Logo Cineca Logo SCAI

You are here

Exercise 1: Guided solution

Guided Solution

In this section we will go through the resolution of the previously stated exercise on code parallelization.

1) Domain decomposition

First let's go to the main function. Here we found the allocation for the temperature arrays. In the serial code the whole array is allocated in memory:

    temp = (float *) malloc (nRow*nCol*sizeof(float));
temp_new = (float *) malloc (nRow*nCol*sizeof(float))

Now we need to transform these lines to let each task allocate only its chunk of data. Let's divide the domain by rows.

                                                                                                                                                                                                                                                                                                              

Please note that in the evolve function, each point needs all the 4 neighbours. Therefore, to cope with the points at the boundaries of the chunk, your need to allocate extra space for the so called ghost cells. This extra allocation is also valid for the first and the last task. Can you tell why?

We challenge you to take care also of the remainders in case NY is not divisible by the number of tasks.

 

2) Initialization

Now each task has its own chunk of data and each one must perform the initialization. 

init_transport(temp);

Given the domain decomposition by rows, we need to modify accordingly the function that transform discrete coordinates (iy = 1,...,100) to real coordinates (y=-1.0,...,+1.0)

iy2y(iy){
return ((iy-1) - (NY-1) / 2.0)*LY/(NY-1)
}

In practice, the local iy discrete coordinate must be converted in the global iy discrete coordinate.
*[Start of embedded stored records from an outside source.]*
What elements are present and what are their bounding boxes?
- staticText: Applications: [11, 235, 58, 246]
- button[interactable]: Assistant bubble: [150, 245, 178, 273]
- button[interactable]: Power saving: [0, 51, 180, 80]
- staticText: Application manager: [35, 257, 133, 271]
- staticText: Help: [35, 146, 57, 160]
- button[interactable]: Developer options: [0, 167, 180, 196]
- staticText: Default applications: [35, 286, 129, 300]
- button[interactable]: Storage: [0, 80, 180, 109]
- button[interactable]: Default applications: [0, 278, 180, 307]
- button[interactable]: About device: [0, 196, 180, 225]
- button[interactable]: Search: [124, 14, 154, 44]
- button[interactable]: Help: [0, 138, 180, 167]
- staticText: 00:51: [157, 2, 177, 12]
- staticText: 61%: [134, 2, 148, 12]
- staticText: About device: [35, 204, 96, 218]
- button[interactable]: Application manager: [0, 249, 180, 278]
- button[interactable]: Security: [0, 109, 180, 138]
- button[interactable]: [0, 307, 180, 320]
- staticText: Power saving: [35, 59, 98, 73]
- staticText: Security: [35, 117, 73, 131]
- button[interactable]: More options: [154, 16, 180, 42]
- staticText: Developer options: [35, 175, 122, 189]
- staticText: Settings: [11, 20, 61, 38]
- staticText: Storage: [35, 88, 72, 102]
Again, are you able to take care of the remainders?

 

3) Update boundaries

In each step of the simulation boundaries are updated. With the domain decomposition new boundaries are introduced.

Each task can take care of the left and right boundaries of the domain, while only the first and the last have to deal with the lower and the upper side of the domain. The following picture represents how the work must be divided among the tasks.

                                                                              

With the domain decomposition we have artificially removed the proximity of certain points in the domain. This imposes that data has to be shared among tasks resulting in task dependencies. Ghost cells must be updated each step of the simulation, receiving data from and sending data to the neighbour tasks. You might want to use MPI_PROC_NULL which is a special MPI value: communications that send to or receive form MPI_COM_NULL have no effect.

                                                                                                                                                                                                                      

 

4) Evolve simulation

You can now let each task evolve the simulation on its chunk of  data. This function is pretty much the same of the serial code.

5) Save file

For simplicty only root (task 0) is devoted to write down the results. It will write its chunk of data, and after having received their own from the other tasks, it will complete the writing.